Sunday, August 29
The Pollock-Krasner House and Study Center’s summer lecture series at The Fireplace Project concludes on Sunday, August 29, at 5:00 pm with Philip Eliasoph, an authority on Magic Realism and egg tempera painting. His illustrated talk, “Swept Away: Re-thinking Realist and Abstract Painters in the Wake of Ideological Hurricanes,” will examine the period from 1944-1954, when force 3 hurricanes slammed into the Hamptons and American painting was irreversibly transformed.
The Great Atlantic hit on September 15, 1944, and ten years later Carol on August 31 and then Edna on September 11. Meanwhile an aesthetic storm about the directional current of art was raging in the artists’ studios and watering holes, and the pages of the art press. Eliasoph has been a champion of the “lost generation” of realists who were swept away by the rising tide of Abstract Expressionism. He will argue that we are now capable of viewing Hopper and Rothko, Wyeth and de Kooning, Rockwell and Pollock as equally representative of the mid-20th century zeitgeist.

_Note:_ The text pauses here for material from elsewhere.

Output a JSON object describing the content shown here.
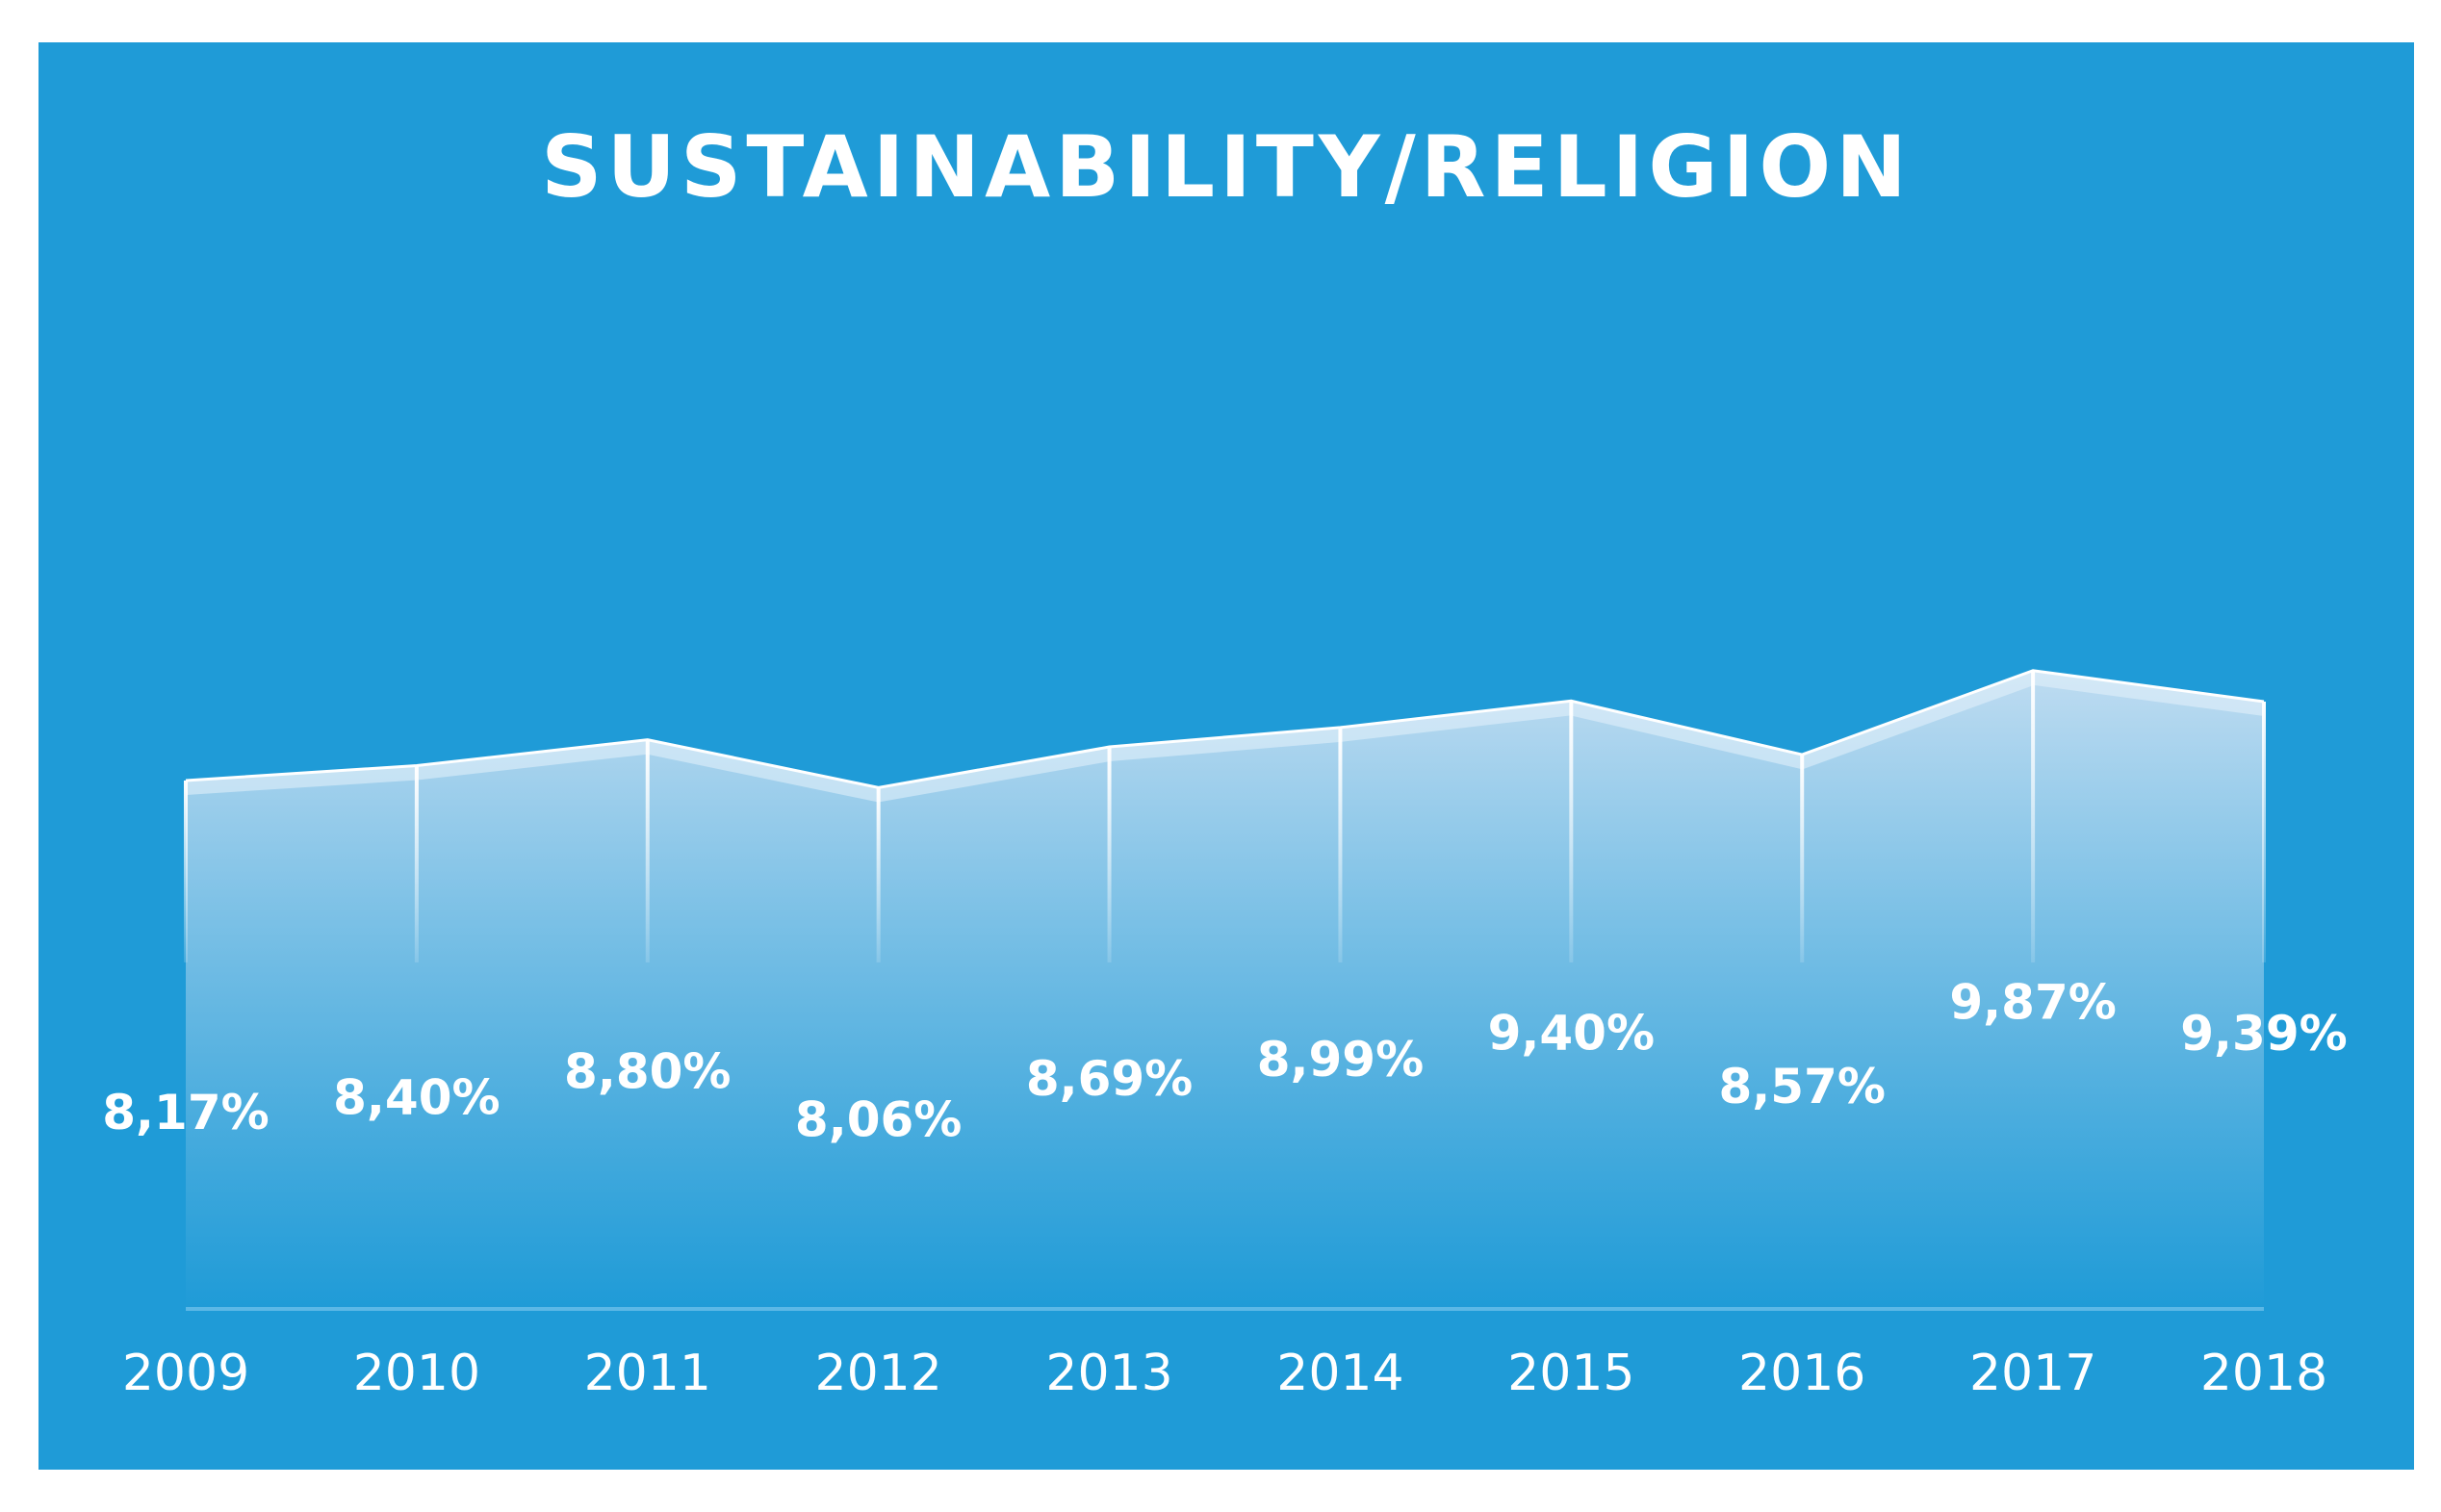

Eliasoph is a professor of Art History at Fairfield University. His doctoral dissertation, “Paul Cadmus: Life & Work,” was the first revisionist look at the 1930s social satirist, whose homo-erotic imagery pushed him off the mainstream agenda. Eliasoph organized the artist’s only retrospective and published a groundbreaking catalog on Cadmus’ career in 1981. He was a consulting producer for the award winning film “Paul Cadmus: Enfant Terrible at 80,” and won the CINE-Golden Eagle for documentary film making for “Robert Vickrey: Lyrical Realist,” both broadcast on PBS. Currently he serves as a commissioner for the Connecticut Commission for Culture and Tourism, and as senior arts editor of VENU Arts Magazine in Connecticut.
The lecture will be held at The Fireplace Project, a contemporary art gallery at 851 Springs-Fireplace Road, just north of the Pollock-Krasner House. Admission is $5 ($4 for Pollock-Krasner House members). Reservations are not required.